Jeffrey Wells: “A Star Is Born’s loss is Hollywood Elsewhere’s joy, partly because many in the industry listened to (or agreed with) my sensible advice that you can’t hand a Best Picture Oscar to a well-handled but formulaic remake of a remake of a remake. Good film, made lots of money, and that was enough.
“If you ask me the other big loser in this morning-after realm is Variety’s Kris Tapley, whose ‘stand back because here comes a big multi-Oscar nominee!’ drumbeat article that ran before Toronto…if you ask me that piece poisoned the water with an aura of arrogance and entitlement — a Tapley trumpeting (WB publicists have shown me this knockout film early and I’ve been given permission to pass along the wonderful news) that proclaimed Bradley Cooper as the new king.
“Not so fast, Kris!
“HE was the only site anywhere that stood up to the WB hype machine with a piece that was bluntly headlined ‘Due Respect But ASIB Must Be Stopped.” Bobby Peru huffed and puffed, but thank God the industry mostly agreed with my view of things. Sometimes (not often but sometimes) things work out for the better.”
Steven Gaydos: “OK, let’s put this one to rest once for all. (I know, I know, in the obsessive-compulsive world of Jeff ‘Roma Man’ Wells, that never happens, but I’ll forge on anyway.) Here’s what my Variety colleague Kris Tapley ACTUALLY wrote a month before A Star is Born opened in theaters:
“‘Including best picture and director, where are we now? Nine nominations? A Star Is Born is an across-the-board Oscar contender. More than that, and assuming this is even still possible in the modern era, it has the muscle to achieve what only three films in movie history ever have: Win all five major Academy Awards (picture, director, actor, actress, and screenplay.’

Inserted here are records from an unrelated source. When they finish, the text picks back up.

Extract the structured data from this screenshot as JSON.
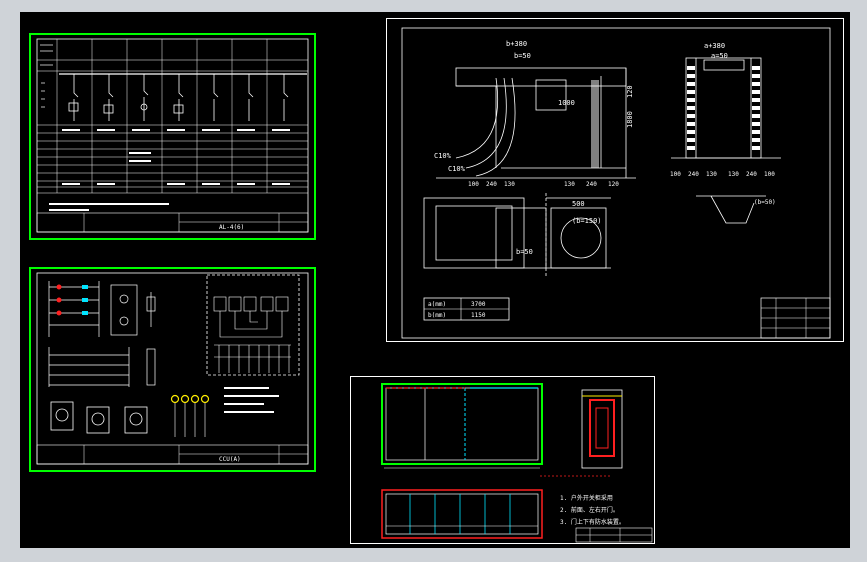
{
  "colors": {
    "background": "#000000",
    "frame": "#00ff00",
    "line": "#ffffff",
    "red": "#ff2020",
    "cyan": "#00e5ff",
    "yellow": "#ffee00"
  },
  "sheet1": {
    "title_label": "AL-4(6)"
  },
  "sheet2": {
    "title_label": "CCU(A)"
  },
  "sheet3": {
    "dim_top_left": "b+380",
    "dim_b50": "b=50",
    "dim_a380": "a+380",
    "dim_a50": "a=50",
    "dim_1000": "1000",
    "dim_1800": "1800",
    "dim_120": "120",
    "dim_c10_1": "C10%",
    "dim_c10_2": "C10%",
    "dim_b50_plan": "b=50",
    "dim_500": "500",
    "dim_b150": "(b=150)",
    "dim_b50_detail": "(b=50)",
    "table": {
      "a_label": "a(mm)",
      "a_value": "3700",
      "b_label": "b(mm)",
      "b_value": "1150"
    },
    "bottom_dims": [
      "100",
      "240",
      "130",
      "130",
      "240",
      "120"
    ],
    "right_dims": [
      "100",
      "240",
      "130",
      "130",
      "240",
      "100"
    ]
  },
  "sheet4": {
    "notes": [
      "1. 户外开关柜采用",
      "2. 前面、左右开门。",
      "3. 门上下有防水装置。"
    ]
  }
}
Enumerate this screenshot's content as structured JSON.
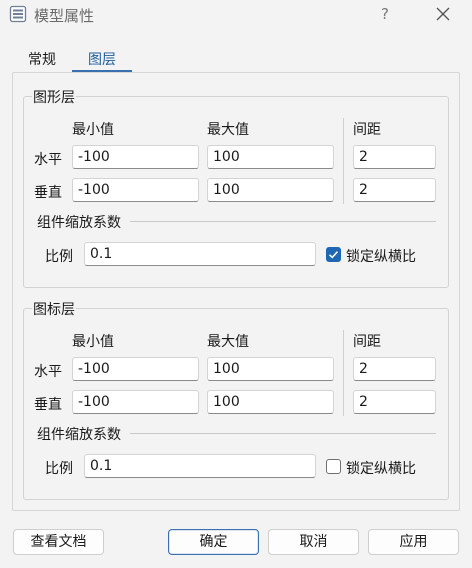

“If you read his observations on Awards Season, which you, like Mark Chapman studying ‘The Catcher in the Rye’ and winding up in front of the Dakota, you clearly do, Kris clearly loves Roma as much as you do and he also loves Star is Born and he loves First Man and he loves Minding the Gap, etc.
“So he does what you’ve said a thousand times here that you believe should be done: he doesn’t mask his enthusiasm for the films he’s passionate about. But he also does something you should consider matching: he generally checks that passion at the door when it comes time for wisely, fairly and accurately surveying the Awards Season scene.